For such cases, Julien thinks that it may be necessary to combine these systems with others: “The dynamic systems such as for example those using a combination of evaporative cooling and radiative cooling by spraying water on the roof at night are more suitable for climates that also require lots of heating in the winter.” The expert notes that further development and experimentation will be required to determine the usefulness of these innovations and their optimisation for different climatic conditions.
At the end of the day, the biggest obstacle to radiative cooling becoming widespread is that it will have to face down a powerful competitor with a head start of more than a century. “The issue generally with the use of AC is that it is a simple, cheap and effective way to cool a building,” sums up Julien. “They are readily available and familiar systems, and building owners are confident that they can maintain or replace these systems.” Therefore, the expert suggests that a true transition towards more sustainable technologies may only occur when limitations are imposed on carbon emissions or the energy consumption of buildings. “If regulations are in place, this will help in developing new technologies,” she concludes.

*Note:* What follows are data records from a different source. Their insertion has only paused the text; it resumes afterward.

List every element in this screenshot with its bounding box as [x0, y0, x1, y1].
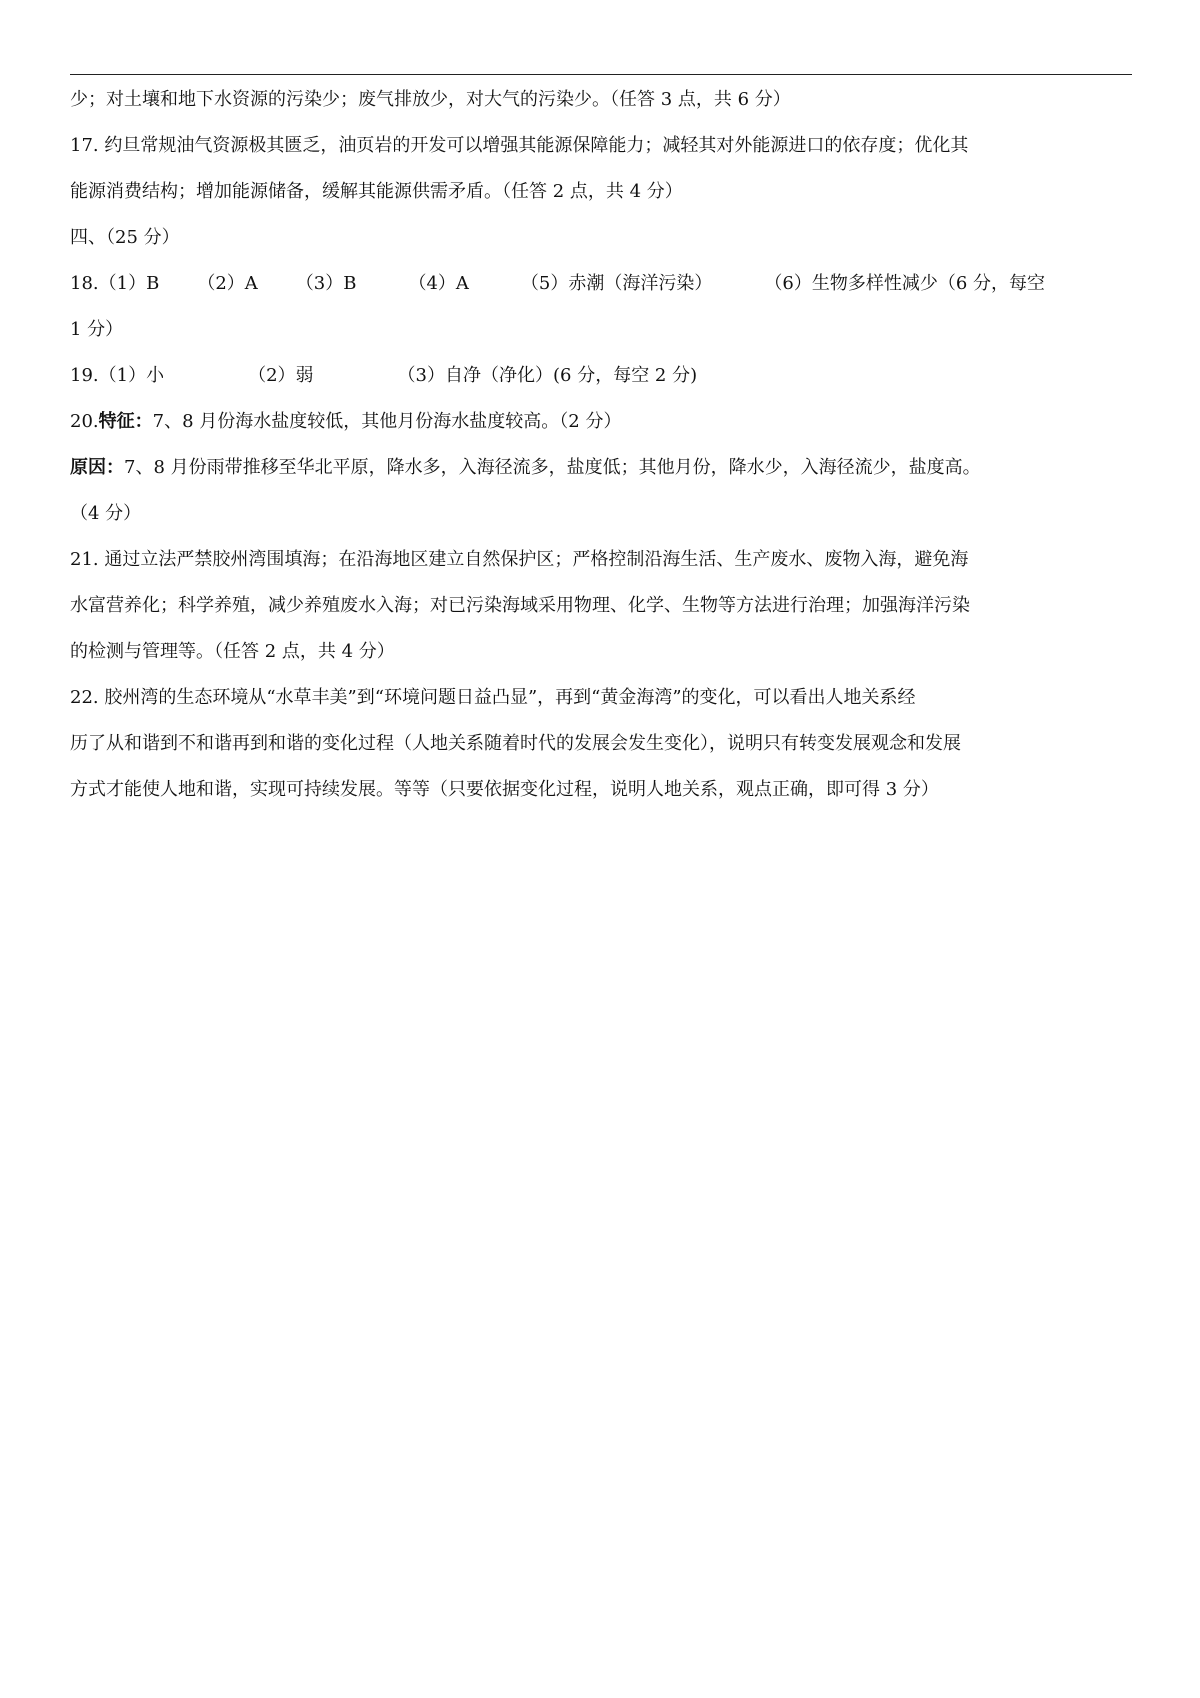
- q20-reason-line: [70, 452, 1132, 498]
- q21-line-1: 21. 通过立法严禁胶州湾围填海；在沿海地区建立自然保护区；严格控制沿海生活、生产废水、废物入海，避免海: [70, 549, 969, 570]
- q22-line-3: 方式才能使人地和谐，实现可持续发展。等等（只要依据变化过程，说明人地关系，观点正确，即可得 3 分）: [70, 779, 939, 800]
- q18-answer-5: （5）赤潮（海洋污染）: [520, 273, 713, 294]
- q20-reason-text: 7、8 月份雨带推移至华北平原，降水多，入海径流多，盐度低；其他月份，降水少，入海径流少，盐度高。: [124, 457, 981, 478]
- answer-content: [70, 84, 1132, 820]
- q19-number: 19.: [70, 365, 99, 386]
- answer-page: [70, 0, 1132, 1698]
- q18-answer-6: （6）生物多样性减少（6 分，每空: [764, 273, 1045, 294]
- q17-line-1: 17. 约旦常规油气资源极其匮乏，油页岩的开发可以增强其能源保障能力；减轻其对外能源进口的依存度；优化其: [70, 135, 969, 156]
- q18-answer-4: （4）A: [408, 273, 469, 294]
- q18-answer-2: （2）A: [197, 273, 258, 294]
- q19-line: [70, 360, 1132, 406]
- q20-feature-label: 特征：: [98, 411, 153, 432]
- q20-number: 20.: [70, 411, 99, 432]
- section-heading: 四、（25 分）: [70, 227, 180, 248]
- header-rule: [70, 74, 1132, 75]
- q20-feature-text: 7、8 月份海水盐度较低，其他月份海水盐度较高。（2 分）: [152, 411, 622, 432]
- q19-answer-2: （2）弱: [248, 365, 314, 386]
- q18-answer-1: （1）B: [98, 273, 160, 294]
- q22-line-1: 22. 胶州湾的生态环境从“水草丰美”到“环境问题日益凸显”，再到“黄金海湾”的变化，可以看出人地关系经: [70, 687, 916, 708]
- q22-line-2: 历了从和谐到不和谐再到和谐的变化过程（人地关系随着时代的发展会发生变化），说明只有转变发展观念和发展: [70, 733, 961, 754]
- q21-line-2: 水富营养化；科学养殖，减少养殖废水入海；对已污染海域采用物理、化学、生物等方法进行治理；加强海洋污染: [70, 595, 970, 616]
- q19-answer-3: （3）自净（净化）(6 分，每空 2 分): [397, 365, 698, 386]
- q21-line-3: 的检测与管理等。（任答 2 点，共 4 分）: [70, 641, 395, 662]
- q20-reason-score: （4 分）: [70, 503, 142, 524]
- q17-line-2: 能源消费结构；增加能源储备，缓解其能源供需矛盾。（任答 2 点，共 4 分）: [70, 181, 683, 202]
- q18-line-2: 1 分）: [70, 319, 124, 340]
- q18-number: 18.: [70, 273, 99, 294]
- q20-reason-label: 原因：: [70, 457, 124, 478]
- q18-line-1: [70, 268, 1132, 314]
- q18-answer-3: （3）B: [295, 273, 357, 294]
- q19-answer-1: （1）小: [98, 365, 165, 386]
- q20-feature-line: [70, 406, 1132, 452]
- text-line: 少；对土壤和地下水资源的污染少；废气排放少，对大气的污染少。（任答 3 点，共 6 分）: [70, 89, 791, 110]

Currently, repainting is already being tested as a way to cool buildings through pilot projects in places like New York and Ahmedabad in India, and some streets and pavements in Los Angeles have been painted white. Scientists at the Autonomous University of Barcelona have proposed a plan to combat the Catalan capital’s heat island effect by repainting rooftops white.
The results of these initiatives could help spread this measure around the world, providing solutions one brushstroke at a time. According to calculations by University of California professor and engineer Jeremy Munday, if 1%-2% of the Earth’s surface were painted with a product like the one developed at Purdue, global temperatures could be stabilised. Of course, this would require at least 526 billion litres of paint, spread over an area slightly larger than half the Sahara.